6.2 Gemäß den geltenden Regeln des Europäischen Parlaments haben die Ko-Vorsitzenden und/oder der/die durch sie benannte bevollmächtigte Anweisungsbefugte alle Befugnisse, Ausgaben im Namen der Fraktion in den Grenzen des von der Vollversammlung angenommenen Haushaltsvoranschlags und der internen Finanzordnung anzuweisen. Im Einklang mit der dieser Satzung beigefügten Finanzordnung der Fraktion liegt die Verantwortung für die Ausführung des jährlichen Haushaltsplans letztendlich bei den Ko-Vorsitzenden.

 


KAPITEL VII
Schlussbestimmungen


7.1 Organisation der Arbeiten und Beschlüsse der Fraktion
Die allgemeine Arbeit der Fraktion, insbesondere die Organisation ihrer Arbeiten und Beratungen und Beschlüsse, sind in der dieser Satzung beigefügten Geschäftsordnung festgelegt.

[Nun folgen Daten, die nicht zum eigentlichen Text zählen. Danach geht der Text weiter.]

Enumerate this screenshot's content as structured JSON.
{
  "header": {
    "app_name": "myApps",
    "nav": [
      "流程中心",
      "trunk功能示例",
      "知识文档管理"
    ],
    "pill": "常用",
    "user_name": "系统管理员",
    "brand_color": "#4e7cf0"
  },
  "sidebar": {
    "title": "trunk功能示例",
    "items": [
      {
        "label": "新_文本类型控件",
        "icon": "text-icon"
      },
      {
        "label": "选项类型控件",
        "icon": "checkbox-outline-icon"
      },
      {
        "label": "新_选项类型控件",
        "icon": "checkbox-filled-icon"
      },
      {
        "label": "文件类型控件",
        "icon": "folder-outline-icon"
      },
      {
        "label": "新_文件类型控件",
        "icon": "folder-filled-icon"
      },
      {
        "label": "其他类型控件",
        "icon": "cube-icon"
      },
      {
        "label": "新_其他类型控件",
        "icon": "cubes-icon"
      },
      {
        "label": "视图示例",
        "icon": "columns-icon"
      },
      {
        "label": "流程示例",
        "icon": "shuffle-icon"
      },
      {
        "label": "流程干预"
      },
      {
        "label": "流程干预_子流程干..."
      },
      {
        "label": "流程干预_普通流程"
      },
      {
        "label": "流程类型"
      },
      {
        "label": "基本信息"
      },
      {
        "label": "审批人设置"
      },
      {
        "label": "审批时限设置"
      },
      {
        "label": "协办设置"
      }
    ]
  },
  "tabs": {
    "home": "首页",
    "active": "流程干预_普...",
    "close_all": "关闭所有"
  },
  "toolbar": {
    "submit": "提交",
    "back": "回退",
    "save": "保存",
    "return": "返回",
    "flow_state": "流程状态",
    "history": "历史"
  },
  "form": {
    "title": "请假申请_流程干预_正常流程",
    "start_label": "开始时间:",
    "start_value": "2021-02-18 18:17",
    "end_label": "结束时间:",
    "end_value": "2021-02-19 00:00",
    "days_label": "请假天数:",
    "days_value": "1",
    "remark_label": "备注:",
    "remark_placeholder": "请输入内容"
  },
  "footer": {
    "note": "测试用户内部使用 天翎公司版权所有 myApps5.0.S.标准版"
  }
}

7.2 Parlamentarische Assistenten
Die parlamentarischen Assistenten/innen der Fraktionsmitglieder tragen aktiv zur Fraktionsarbeit bei. Im Interesse freundschaftlicher und fruchtbarer sozialer Beziehungen sind in einem dieser Satzung beigefügten Verhaltenskodex die gegenseitigen Rechte und Pflichten der Assistenten/innen und der Abgeordneten, die ihre Arbeitgeber sind, geregelt. Dieser Artikel tritt mit der Annahme dieses Kodex durch die Vollversammlung der Fraktion in Kraft.


7.3 Satzungsänderung
Jeder Änderungsantrag zur vorliegenden Satzung muss mit Zwei-Drittel-Mehrheit der Abstimmenden in der Vollversammlung angenommen werden. Die Beschlussfähigkeit für eine solche Änderung ist erreicht, wenn mindestens die Hälfte der Fraktionsmitglieder anwesend ist. Die Einladung zu einer solchen Vollversammlung muss spätestens zwei Wochen nach der förmlichen Hinterlegung des Änderungsantrags (für diese Frist werden nur die Arbeitswochen des Europäischen Parlaments in Brüssel oder Straßburg berücksichtigt) zugestellt werden.


7.4 Anhänge zur Satzung
Die vorliegende Satzung wird ergänzt durch Texte mit verbindlichem Charakter, deren Beifügung als Anhang zur Satzung die Fraktion mit der absoluten Mehrheit ihrer Mitglieder beschließt. Die von der Fraktion ausgearbeiteten Satzungstexte im Anhang können durch eine Vollversammlung mit der absoluten Mehrheit ihrer Mitglieder geändert werden.


7.5 Liste der Anhänge:
a) Charta der Europäischen Grünen (angenommen auf dem Genfer Kongress am 13-14.Oktober 2006);
b) Interne Geschäftsordnung angenommen am 8. November 2006;
c) Interne Finanzordnung, angenommen am 28.September 2005;
d) Vereinbarungsprotokoll zwischen den Europaabgeordneten der Grünen und den Europaabgeordneten der Europäischen Freien Allianz vom 8. Juli 1999;
e) Vereinbarung zwischen der Fraktion der Grünen/Europäische Freie Allianz und der Partei SF der Nordische Grüne Linke vom 1.Juli 2004;
f) Verhaltenskodex der Fraktion der Grünen/EFA angenommen am 16. Januar 2001.


7.6 Inkrafttreten
Die vorliegende Fassung der Fraktionssatzung hebt die Fassung vom 26.April 1994 auf und ersetzt sie mit Wirkung vom Tag nach der Annahme dieser Satzung an.